Find the formula of a quadratic equation whose vertex is (-3,9) and passes through the point (1,41).
(The awkward wording is due to my shoddy spanish-to-english translation.) I have no idea how to do this, but I did manage to work out another coordinate: (-7,41), although I'm not sure if this is correct. Thanks for all help!
2006-10-19 07:56:10 · 3 answers · asked by Raqui 1 in Science & Mathematics ➔ Mathematics
Actually, your wording is quite good - much better than many of the other questions I see.

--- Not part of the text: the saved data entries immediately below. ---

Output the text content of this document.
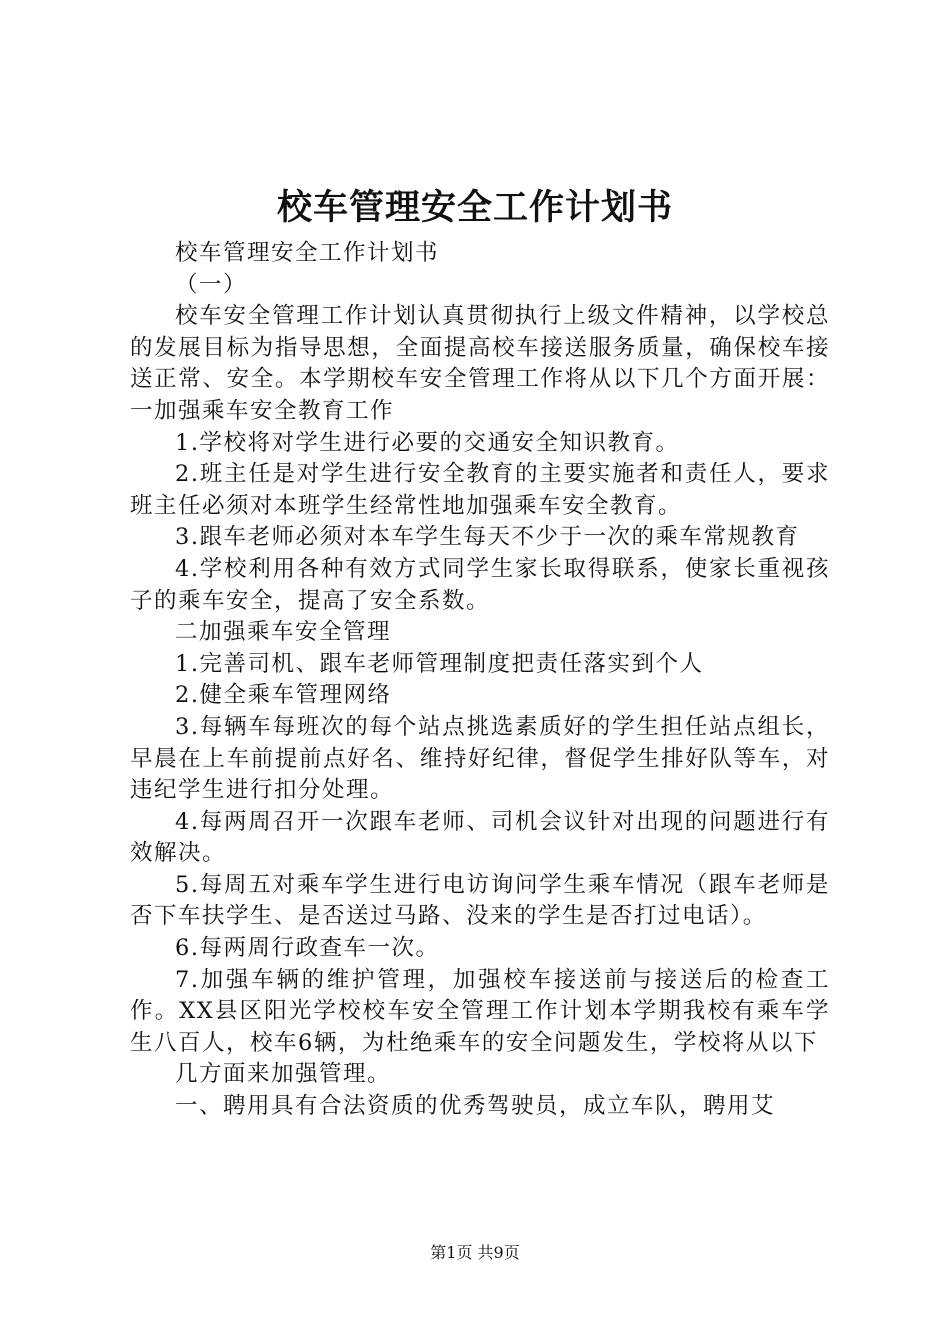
校车管理安全工作计划书

校车管理安全工作计划书

（一）

校车安全管理工作计划认真贯彻执行上级文件精神，以学校总的发展目标为指导思想，全面提高校车接送服务质量，确保校车接送正常、安全。本学期校车安全管理工作将从以下几个方面开展：一加强乘车安全教育工作

1.学校将对学生进行必要的交通安全知识教育。

2.班主任是对学生进行安全教育的主要实施者和责任人，要求班主任必须对本班学生经常性地加强乘车安全教育。

3.跟车老师必须对本车学生每天不少于一次的乘车常规教育

4.学校利用各种有效方式同学生家长取得联系，使家长重视孩子的乘车安全，提高了安全系数。

二加强乘车安全管理

1.完善司机、跟车老师管理制度把责任落实到个人

2.健全乘车管理网络

3.每辆车每班次的每个站点挑选素质好的学生担任站点组长，早晨在上车前提前点好名、维持好纪律，督促学生排好队等车，对违纪学生进行扣分处理。

4.每两周召开一次跟车老师、司机会议针对出现的问题进行有效解决。

5.每周五对乘车学生进行电访询问学生乘车情况（跟车老师是否下车扶学生、是否送过马路、没来的学生是否打过电话）。

6.每两周行政查车一次。

7.加强车辆的维护管理，加强校车接送前与接送后的检查工作。XX县区阳光学校校车安全管理工作计划本学期我校有乘车学生八百人，校车6辆，为杜绝乘车的安全问题发生，学校将从以下

几方面来加强管理。

一、聘用具有合法资质的优秀驾驶员，成立车队，聘用艾

第1页 共9页
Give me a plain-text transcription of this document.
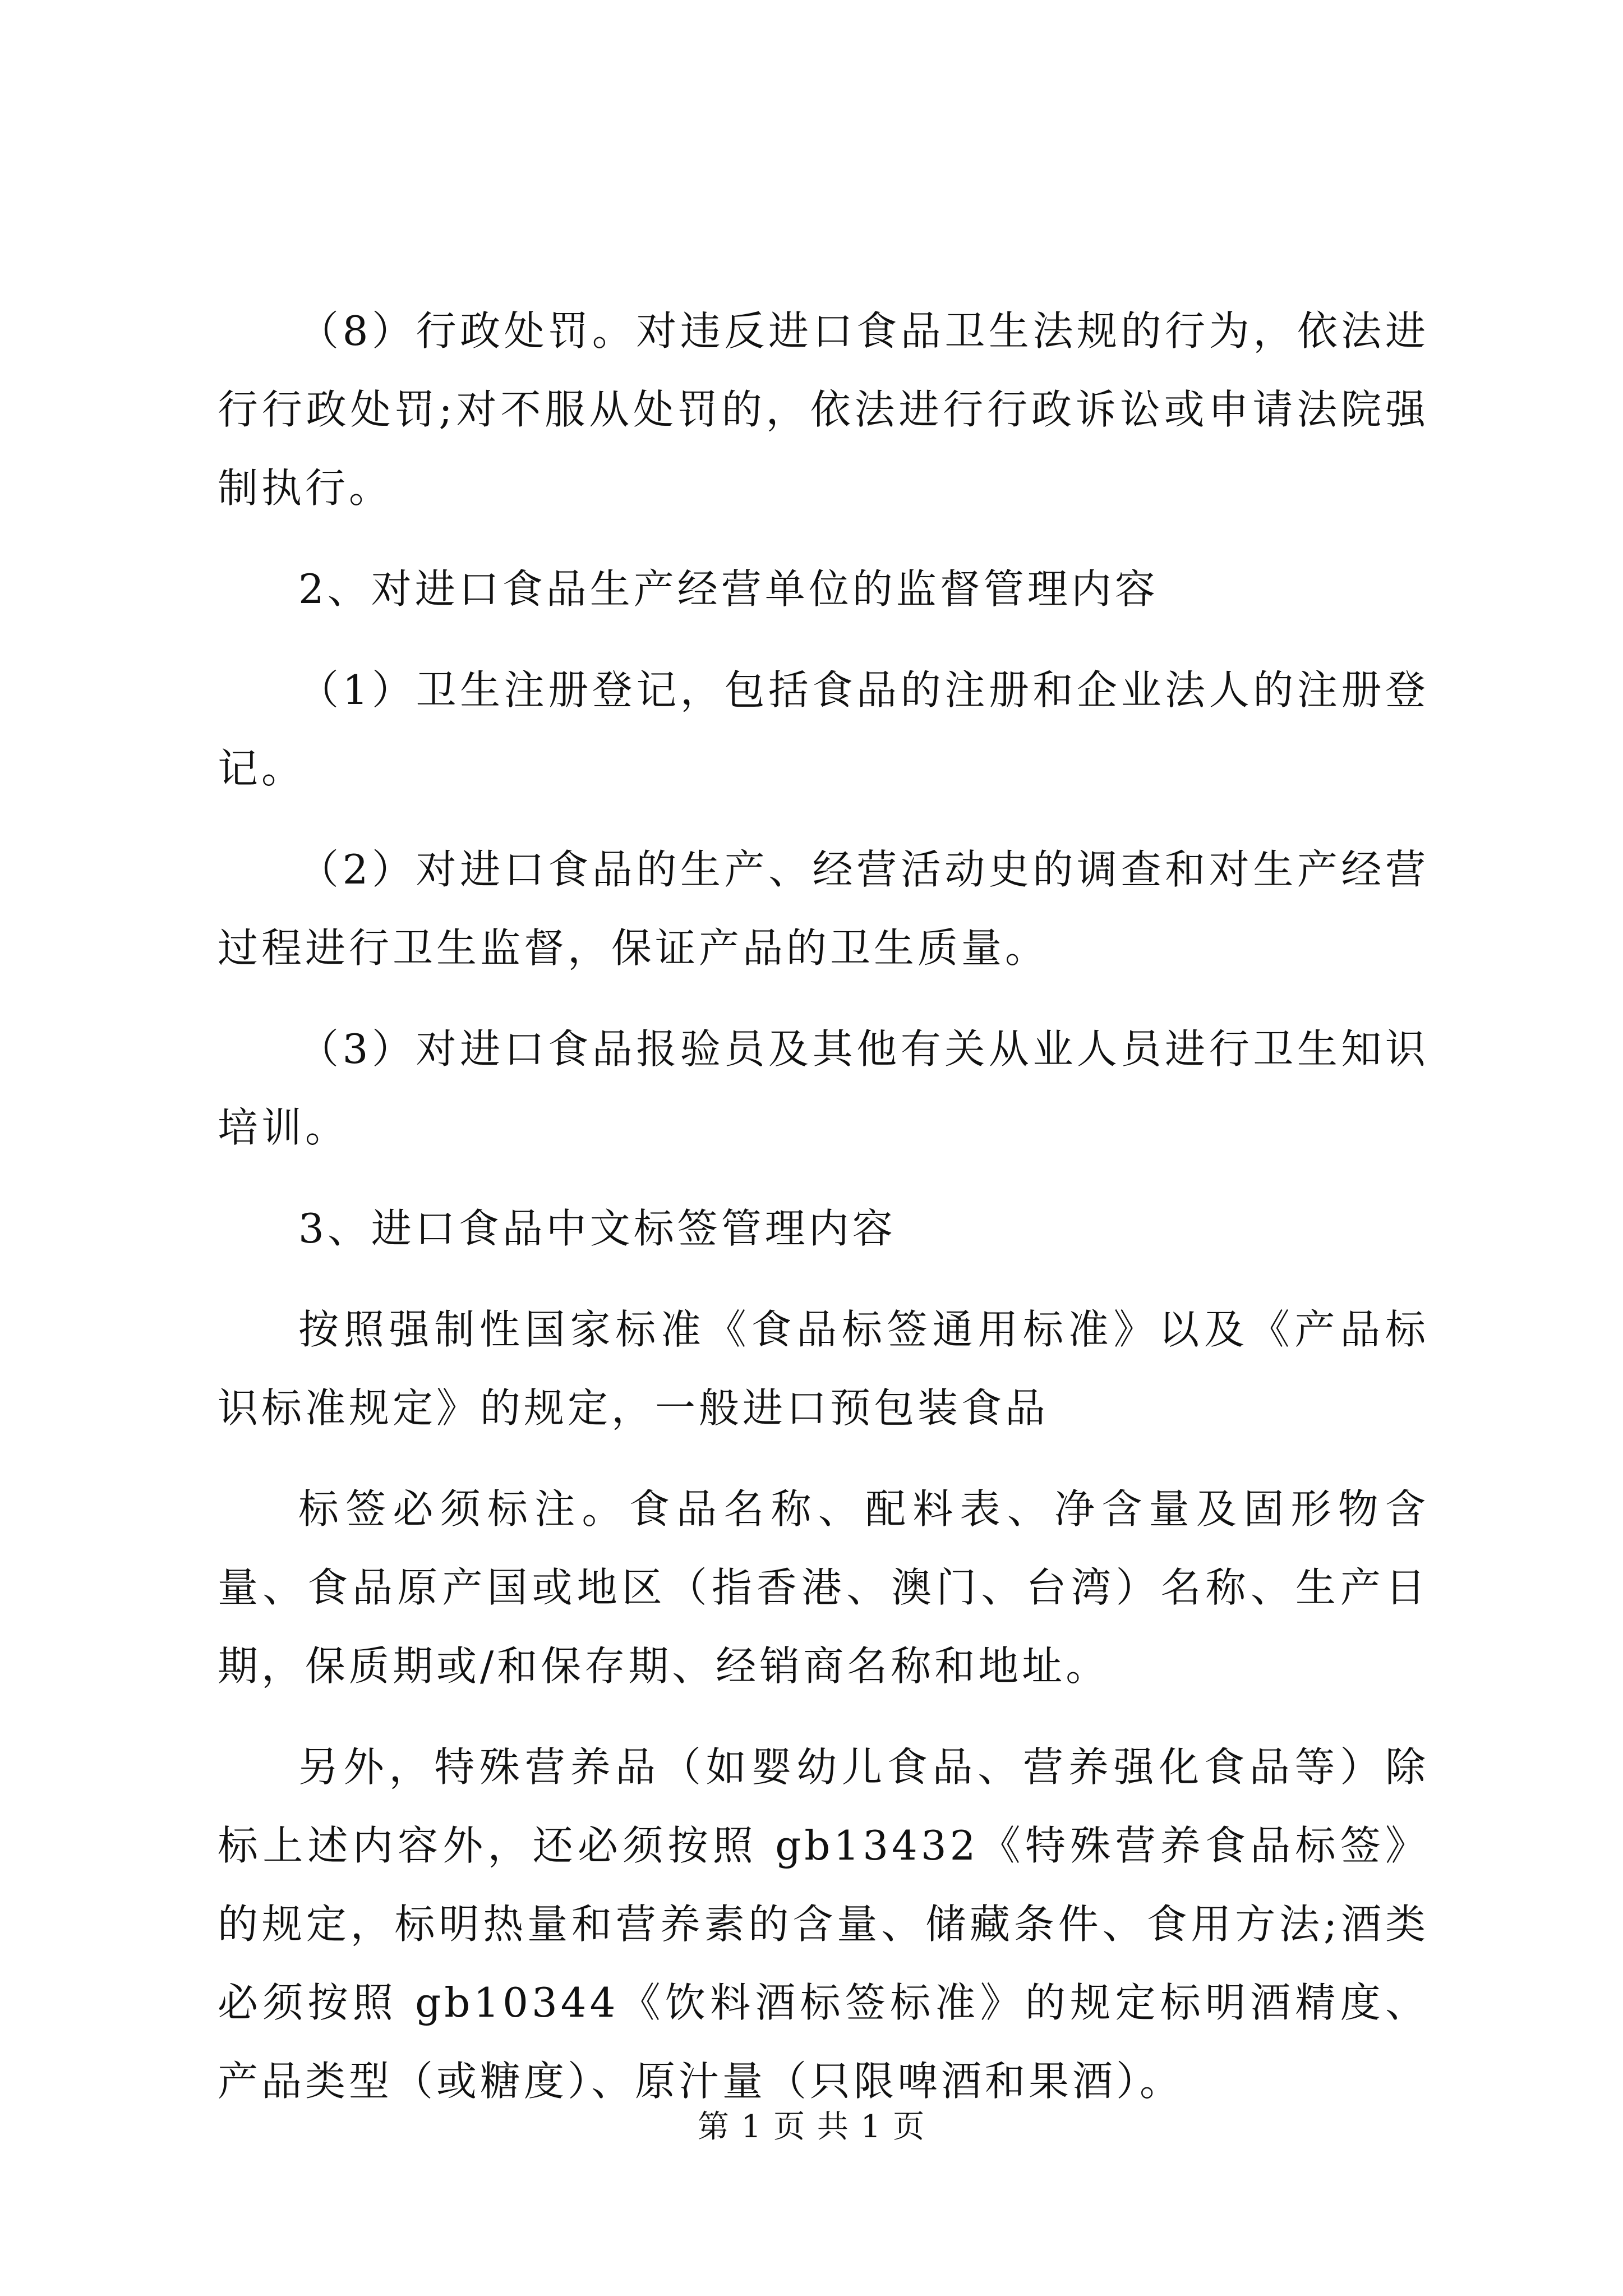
（8）行政处罚。对违反进口食品卫生法规的行为，依法进行行政处罚;对不服从处罚的，依法进行行政诉讼或申请法院强制执行。

2、对进口食品生产经营单位的监督管理内容

（1）卫生注册登记，包括食品的注册和企业法人的注册登记。

（2）对进口食品的生产、经营活动史的调查和对生产经营过程进行卫生监督，保证产品的卫生质量。

（3）对进口食品报验员及其他有关从业人员进行卫生知识培训。

3、进口食品中文标签管理内容

按照强制性国家标准《食品标签通用标准》以及《产品标识标准规定》的规定，一般进口预包装食品

标签必须标注。食品名称、配料表、净含量及固形物含量、食品原产国或地区（指香港、澳门、台湾）名称、生产日期，保质期或/和保存期、经销商名称和地址。

另外，特殊营养品（如婴幼儿食品、营养强化食品等）除标上述内容外，还必须按照 gb13432《特殊营养食品标签》的规定，标明热量和营养素的含量、储藏条件、食用方法;酒类必须按照 gb10344《饮料酒标签标准》的规定标明酒精度、产品类型（或糖度）、原汁量（只限啤酒和果酒）。

第 1 页 共 1 页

As with most equations asking you to find a polynomial passing through a given set of points, you substitue the x and y-coordinates into the general polynomial equation Ax²+Bx+C=y to generate a system of linear equations that you can solve for A, B, and C. Two of the equations are obvious:
9A-3B+C=9
A+B+C=41
(these come from substituting (x=-3, y=9) and (x=1, y=41), respectively). Of course there's a problem - there are only two equations and three unknowns. The third equation comes from the fact that (-3, 9) is a vertex, so the derivative of the equation at -3 must be zero. The derivative of Ax²+Bx+C is 2Ax+B, and substituting x=-3 and setting it equal to zero gives you:
-6A+B=0
This gives you a system of three equations, that you may then solve for A, B, and C. You get:
A=2
B=12
C=27
So your quadratic equation is y=2x²+12x+27.
2006-10-19 08:23:02 · answer #1 · answered by Pascal 7 · 0⤊ 0⤋
The general formula of a quadratic equation can be expressed as
Y = A(X + B)^2 + C
Since the turning point ( -3 , 9 ) is below the point ( 1 , 41 ), this quadratic function is " U " shaped.
In other words, the value of A is positive.
Since the minimum point is ( -3 , 9 ), B = 3 and C = 9
The reason :
(X + B)^2, a square function, is greater or equal to zero.
Since ( -3 , 9 ) is the minimum point, the lowest value for Y is 9.
That is why C has to be 9.
Also, when Y is 9, (X + B)^2 must be zero.
Since the x-coordinate is -3 when the y-coordinate is 9, B must be 3.
The desired quadratic equation is starting to take shape
Y = A(X + 3)^2 + 9
To find the value of A, we substitute the coordinates (1, 41) into the equation Y = A(X + 3)^2 + 9,
41 = A(1 + 3)^2 + 9
41 = 16 A + 9
32 = 16 A
A = 2
Hence the equation of the quadratic equation is Y = 2(X + 3)^2 + 9
You can also expand it to yield
Y = 2 X^2 + 12X + 27
Yes, (-7 , 41) is a point on this quadratic function. You will find that the coordinates of this point satisfy the equation.
I hope this helps
2006-10-19 08:30:28 · answer #2 · answered by scyxav 2 · 0⤊ 0⤋
y= a(x + 3 ) (x + 3 )+9
y = a(x - p )(x - p ) + k
then plog the point to find the value of a
(1,41)
41 = a(1 +3 )(1 + 3 )+9
a = 2 and the equation will be
y =2(x + 3).(x+3) +9
2006-10-19 08:38:22 · answer #3 · answered by Anonymous · 0⤊ 0⤋